What You Should Know About Swimmer’s Ear

Swimmer’s Ear

Swimmer’s ear, also called otitis externa by doctors, is a common infection of the outer portion of the ear canal. While simmer’s ear is mainly associated with activities involving pools, the truth is that any contaminated water that enters the ear canal can lead to infections of this type. Even though swimmer’s ear can affect all age groups, it is most commonly reported in children. The most widely reported symptoms of swimmer’s ear include:

• Irritation inside the ear canal.
• Touching or tugging the ear is painful.
• Swelling and redness on and around the ear.
• Fluid drainage from the ears.
• Extreme pain and throbbing coming from the ears.

What are the Known Causes of Otitis Externa?

Swimmer’s ear occurs when water is allowed to stay in the ear canal for too long. This event can be much worse with exposure to contaminated water. The ear canals provide the ideal environment for germs, bacteria, and microbes to live, grow, and cause infection. Depending on how clean or dirty the water is, makes a big difference to how fast an infection can take hold.

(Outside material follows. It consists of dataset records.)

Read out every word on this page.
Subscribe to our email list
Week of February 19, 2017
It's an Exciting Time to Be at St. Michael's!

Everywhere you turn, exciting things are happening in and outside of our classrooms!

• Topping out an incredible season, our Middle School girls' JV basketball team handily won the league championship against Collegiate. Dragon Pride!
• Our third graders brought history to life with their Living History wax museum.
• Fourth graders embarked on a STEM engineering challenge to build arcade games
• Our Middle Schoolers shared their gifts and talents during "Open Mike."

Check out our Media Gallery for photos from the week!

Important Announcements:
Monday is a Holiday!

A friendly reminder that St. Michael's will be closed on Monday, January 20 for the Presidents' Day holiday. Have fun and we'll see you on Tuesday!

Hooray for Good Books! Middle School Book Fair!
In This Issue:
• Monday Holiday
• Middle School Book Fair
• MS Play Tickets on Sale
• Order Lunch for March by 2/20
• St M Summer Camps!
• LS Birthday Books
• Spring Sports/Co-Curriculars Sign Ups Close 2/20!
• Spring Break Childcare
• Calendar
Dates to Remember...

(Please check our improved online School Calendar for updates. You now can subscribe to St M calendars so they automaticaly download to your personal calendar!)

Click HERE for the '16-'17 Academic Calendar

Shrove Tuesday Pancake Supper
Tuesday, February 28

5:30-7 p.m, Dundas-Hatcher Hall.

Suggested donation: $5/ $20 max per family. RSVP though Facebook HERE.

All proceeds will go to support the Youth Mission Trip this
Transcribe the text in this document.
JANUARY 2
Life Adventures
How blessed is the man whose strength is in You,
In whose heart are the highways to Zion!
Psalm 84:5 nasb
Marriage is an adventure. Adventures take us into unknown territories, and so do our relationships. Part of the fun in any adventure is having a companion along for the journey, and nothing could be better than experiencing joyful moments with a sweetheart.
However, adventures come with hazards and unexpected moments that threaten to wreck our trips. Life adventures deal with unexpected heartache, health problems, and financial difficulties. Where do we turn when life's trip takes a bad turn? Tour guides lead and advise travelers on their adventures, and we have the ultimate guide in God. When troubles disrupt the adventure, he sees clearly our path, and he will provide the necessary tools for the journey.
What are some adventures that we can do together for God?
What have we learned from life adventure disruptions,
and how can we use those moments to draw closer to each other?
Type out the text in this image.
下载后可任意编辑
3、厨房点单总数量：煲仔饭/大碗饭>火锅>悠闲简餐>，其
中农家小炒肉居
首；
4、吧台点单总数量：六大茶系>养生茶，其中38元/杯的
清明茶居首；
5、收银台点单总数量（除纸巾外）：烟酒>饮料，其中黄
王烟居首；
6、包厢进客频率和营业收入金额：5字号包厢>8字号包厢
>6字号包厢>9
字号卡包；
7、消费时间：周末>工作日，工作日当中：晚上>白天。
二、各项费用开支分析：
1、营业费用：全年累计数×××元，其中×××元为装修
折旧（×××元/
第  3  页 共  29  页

Other Issues Often Mistaken for Otitis Externa

• While germs and bacteria are at the root cause of swimmer’s ear, it’s not a condition that can be spread from person to person.
• Middle and inner ear infections occur much deeper inside the canal. The difference results in the lack of pain from touch or physical contact. If you can move your ear around without pain, you probably don’t have swimmer’s ear.
• Chemical sensitivities can sometimes irritate the ear canal after exposure; feelings of irritation and pain in and around the ears develop temporarily.

What You Can Do to Avoid Developing Swimmer’s Ear

#1. Make sure to dry your ears thoroughly after bathing, swimming, or showering.
#2. Lean your head to the side and tug on your ears to help drain any excess water.
#3. Use ear plugs, a swim cap, or ear molds to prevent excess water from getting in.
#4. Never swim or bathe in water that you suspect might be contaminated or dirty. Always ask about the water quality and the last time it was checked.

If you suspect that you have swimmer’s ear or are experiencing extreme pain or problems with your ears, don’t hesitate to contact your doctor or a health care provider at once.